After graduating in human rights, Marika van Santvoort headed for West Africa, where she worked in prisons throughout Cameroon before discovering her love for cocoa.
“It was only supposed to be for a few months,” she told ConfectioneryNews when we caught up at the Chocoa Conference in Amsterdam earlier this year to talk about her new company Freebird Cacao Juice.
“But I decided to stay longer and it eventually became two years. I was a white woman working in a prison, at times it was a complicated situation and very tense and I thought to myself I would like to do something else.”
Her house in West Africa came with a small plot of land with several cocoa trees growing in the backyard. “The area where I lived in Cameroon was very fertile, I mean cocoa was everywhere around me and I was intrigued by this because I thought, how come we don't know anything about cocoa when everybody loves chocolate?,” she said.
The juice is a very different product than chocolate and is going to be for people who care about what kind of food they consume and for those who have a very active lifestyle -- Marika van Santvoort, founder, Freebird Juice
Van Santvoort's curiosity got the better of her and she started to research how to cultivate the trees and also looked into how chocolate is made.
“And then I realized like this whole political background story of the colonialists who first planted it in Africa and the more I got engaged, the less I understood about the whole supply chain and why it is the way it is … the more I thought to myself, OK, I want to be involved in this sector and I really want to move things in a certain way.”
After two years in West Africa, van Santvoort moved back to the Netherlands, living in Amsterdam, which is close to the cocoa sector, as the Dutch capital is the largest importer in the world of cocoa beans.
Supply chain transparency
Van Santvoort established Moving Cocoa, a cacao consultancy to traders, NGOs, governments and chocolate manufacturers in the field of sustainability. Her mission was to bring more transparency into the supply chain.
She also worked with Jack Steijn and Caroline Lubbers, co-founders of Chocoa, as well as expanding her company into two other branches; Freebird cacao juice and Gaia Cacao, which helps exporters and cooperatives obtain better access to the market in Europe.
What is cacao juice?
It’s a 100% natural juice, without anything added. All cacao beans are covered in a white layer of pulp. During the fermentation process - a crucial step for optimizing the flavor of the cacao - the pulp becomes liquid and drips out. Freebird says it takes a layer of the pulp, without damaging the beans, and turns it into a juice. The juice is rich in proteins, vitamins, potassium, calcium, magnesium, zinc, sodium and polyphenols. It rehydrates, replenishes and refuels the body and is perfect natural energizer.
It was while van Santvoort was sourcing sustainable cocoa in West Africa that she became aware of the benefits of cacao juice.
“Why are we only using 10 to 20% of the of the pods, which is the beans, and why are we not using the pulp and the pods? A farmer told me the pulp gives good energy, so I took a pod to a lab and they did an analysis on the pulp and said it's really good stuff packed with nutrients and vitamins and it also tastes amazing.”
Van Santvoort said it took her two years to figure out how to set up the logistics of making it into a juice and how to extract it without damaging the beans, because you need pulp for fermentation of the beans, so you cannot use all of the pulp.
Then she became aware that there are certain varieties of cocoa that produces more pulp in countries like Brazil, Ecuador or Philippines, for example.
From there Freebird Juice was born, using excess pulp from the cocoa beans to produce the fresh juice. Van Santvoort said the company is working towards a launch in the Netherlands in 2020, and is looking to attract investors once the supply chain is set up, which is expensive, before the product can be brought to market as a functional drink.
As well as providing a healthy and natural product for western consumers, van Santvoort said it is also important that the juice provides farmers with an extra source of income on top of the beans.
“The juice is a very different product than chocolate and is going to be for people who care about what kind of food they consume and for those who have a very active lifestyle, who live in the cities, who care about their health and about products, but also about aesthetics, how it looks and about all the properties that are inside - like all the good stuff.”
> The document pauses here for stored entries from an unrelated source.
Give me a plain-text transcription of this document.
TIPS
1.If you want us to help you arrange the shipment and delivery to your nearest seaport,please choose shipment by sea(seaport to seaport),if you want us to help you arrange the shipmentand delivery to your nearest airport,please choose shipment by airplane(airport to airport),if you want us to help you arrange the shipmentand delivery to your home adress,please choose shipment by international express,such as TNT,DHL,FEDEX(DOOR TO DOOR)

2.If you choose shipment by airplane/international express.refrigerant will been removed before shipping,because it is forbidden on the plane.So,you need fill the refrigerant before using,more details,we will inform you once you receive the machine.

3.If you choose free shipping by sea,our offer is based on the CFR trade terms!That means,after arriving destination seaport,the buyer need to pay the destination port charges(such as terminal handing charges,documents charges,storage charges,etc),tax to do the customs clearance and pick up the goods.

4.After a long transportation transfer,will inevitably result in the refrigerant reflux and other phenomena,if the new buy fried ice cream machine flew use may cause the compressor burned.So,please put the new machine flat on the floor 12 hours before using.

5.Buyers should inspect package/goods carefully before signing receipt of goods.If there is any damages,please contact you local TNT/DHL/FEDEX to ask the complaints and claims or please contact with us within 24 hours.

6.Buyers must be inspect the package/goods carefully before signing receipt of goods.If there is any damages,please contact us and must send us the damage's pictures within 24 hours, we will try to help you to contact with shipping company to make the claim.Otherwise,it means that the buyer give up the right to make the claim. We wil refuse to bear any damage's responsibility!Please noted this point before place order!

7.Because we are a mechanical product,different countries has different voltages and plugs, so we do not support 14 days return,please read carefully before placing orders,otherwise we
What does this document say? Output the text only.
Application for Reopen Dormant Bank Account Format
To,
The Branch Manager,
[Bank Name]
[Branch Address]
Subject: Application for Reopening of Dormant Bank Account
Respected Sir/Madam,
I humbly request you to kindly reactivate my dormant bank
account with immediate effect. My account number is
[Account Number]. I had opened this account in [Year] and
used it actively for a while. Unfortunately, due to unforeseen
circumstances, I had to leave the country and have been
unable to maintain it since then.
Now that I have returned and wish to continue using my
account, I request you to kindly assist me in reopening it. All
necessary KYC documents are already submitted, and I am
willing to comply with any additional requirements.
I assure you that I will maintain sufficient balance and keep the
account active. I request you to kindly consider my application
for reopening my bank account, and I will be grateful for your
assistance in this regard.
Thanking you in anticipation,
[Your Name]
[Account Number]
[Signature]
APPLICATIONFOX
With Freebird’s visionary approach, the brand is looking 10 years into the future and taking its inspiration beyond what we know now and what we think we know. Van Santvoort said for her, Freebird stands for exploration and she wants people to feel inspired by the juice and to think more about food and consumption and where our food is coming from and to explore new opportunities.
“For 500 years, we've been exporting cacao beans from the new world to Europe only for making chocolate and nothing else apart from using cocoa butter in cosmetics and stuff like that, but that's a very anonymous sector.”
She said in the past two years, cocoa farmers lives have got worse, not better, and “we are all looking at each other and nothing is really changing on the ground.”
With a small team behind her and a passion and knowledge for cocoa gained over several years in the industry, van Santvoort’s start-up could be the disruptor that forces the sector to think again about its supply chain.
“Why shouldn't we look in a very completely different kind of way on this commodity and all the opportunities that we've missed all these years, and we're still missing, and that can be an extra source of income for the farmers as well,” she said.